[60] Cacao nuts should be cacao beans; they were used by the Mexicans as small coin, and even to this day, according to Humboldt, they form the smallest coin among the inhabitants of New Spain. (p. [238].)

[61] In the large work of Ramusio, entitled 'Raccolta delle Navigazioni e Viaggi,' there is a very interesting account of the city of Mexico. There we find that this market was about three times larger than the one at Salamanca, and surrounded by porticos. Every five days was a great market day, and from forty to fifty thousand people come to buy and sell there. (p. [238].)

[62] With regard to Mexican mythology, Bernal Diaz is, perhaps, not quite so correct in general.
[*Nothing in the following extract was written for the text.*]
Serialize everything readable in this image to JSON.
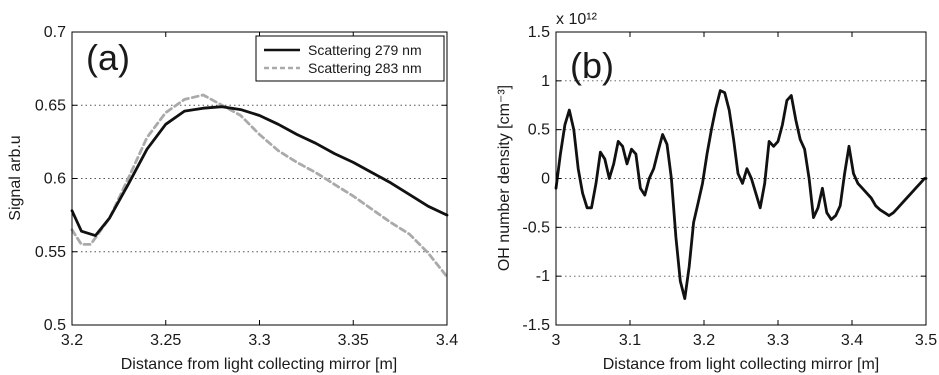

The abbé F.S. Clavigero, who wrote a history of Mexico, in two volumes quarto, is more intelligent in this respect. (p. [239].)

[63] This note refers to the idol, half hidden from view, of which Bernal Diaz has forgotten the name; it was probably the goddess Centeotl, sometimes called Tonacajohua. (p. [240].)
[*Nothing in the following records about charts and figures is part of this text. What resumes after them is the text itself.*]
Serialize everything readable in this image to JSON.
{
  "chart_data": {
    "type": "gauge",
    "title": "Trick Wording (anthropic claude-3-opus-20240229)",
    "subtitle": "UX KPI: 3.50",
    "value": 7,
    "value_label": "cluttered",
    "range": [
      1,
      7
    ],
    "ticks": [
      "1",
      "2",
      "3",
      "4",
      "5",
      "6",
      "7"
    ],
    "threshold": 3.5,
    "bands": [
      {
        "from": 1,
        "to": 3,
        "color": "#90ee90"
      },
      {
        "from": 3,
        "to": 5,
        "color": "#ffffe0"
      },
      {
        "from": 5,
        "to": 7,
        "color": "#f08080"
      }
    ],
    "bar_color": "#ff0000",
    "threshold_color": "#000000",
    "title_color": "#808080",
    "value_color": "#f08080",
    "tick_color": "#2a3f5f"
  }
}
[64] The Spanish is, "Estavan malos de bubas ó humores, les dolieron los muslas de baxar!" bubas I have everywhere translated by the general term of swellings in the groin, though it is quite evident, from the 68th letter of Petrus Martyr ab Angleria, (De Rebus Oceanicis el Novo orbe decades tres) that this disease was the syphilis, which was then spreading so dreadfully. (p. [241].)
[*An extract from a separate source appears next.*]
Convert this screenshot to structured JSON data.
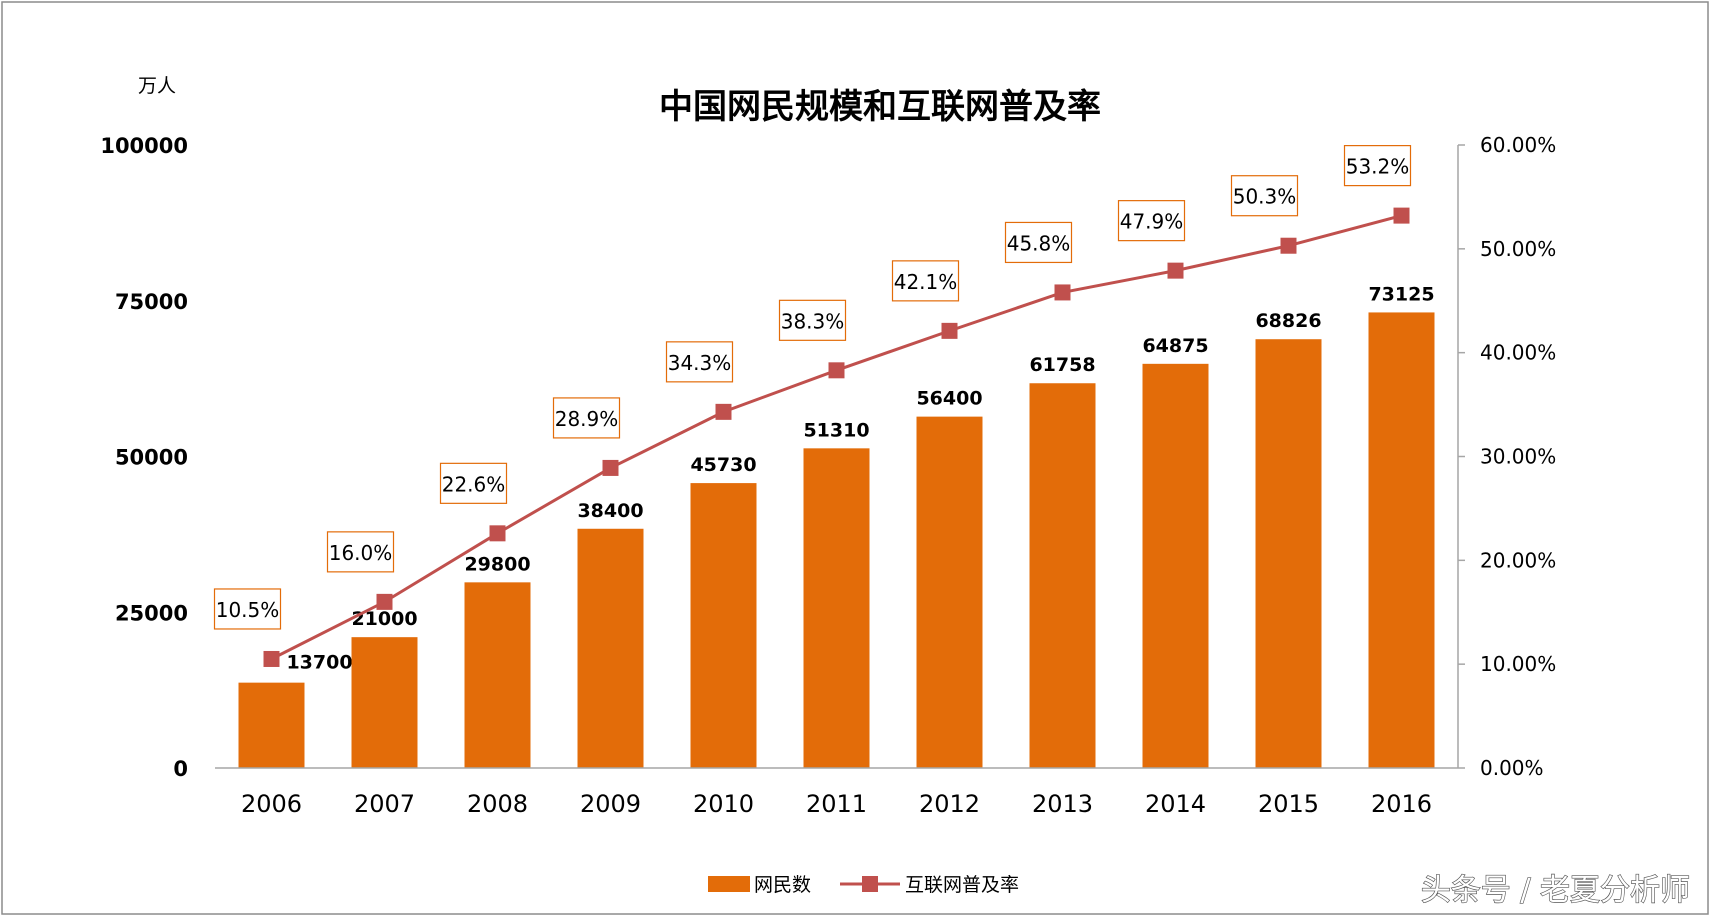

[65] The best-informed writers agree with Bernal Diaz as to the vast extent of this temple. It was so extensive, says Torquemada, that an arrow shot from a crossbow would not reach the length of one of its sides. A few lines lower he says, that each of these sides was three hundred and sixty feet long! The wall which surrounded this huge temple was entirely built of hewn stone. (p. [241].)

[66] Bernal Diaz is here speaking of the Mexican picture writing or hieroglyphics. (p. [242].)

[67] This passage fully proves the kind disposition of the monarch, for he even overcame his religious scruples to please the very men who came to take his kingdom from him. (p. [244].)

[68] The Mexican name of this township was Nauhtlan. (p. [248].)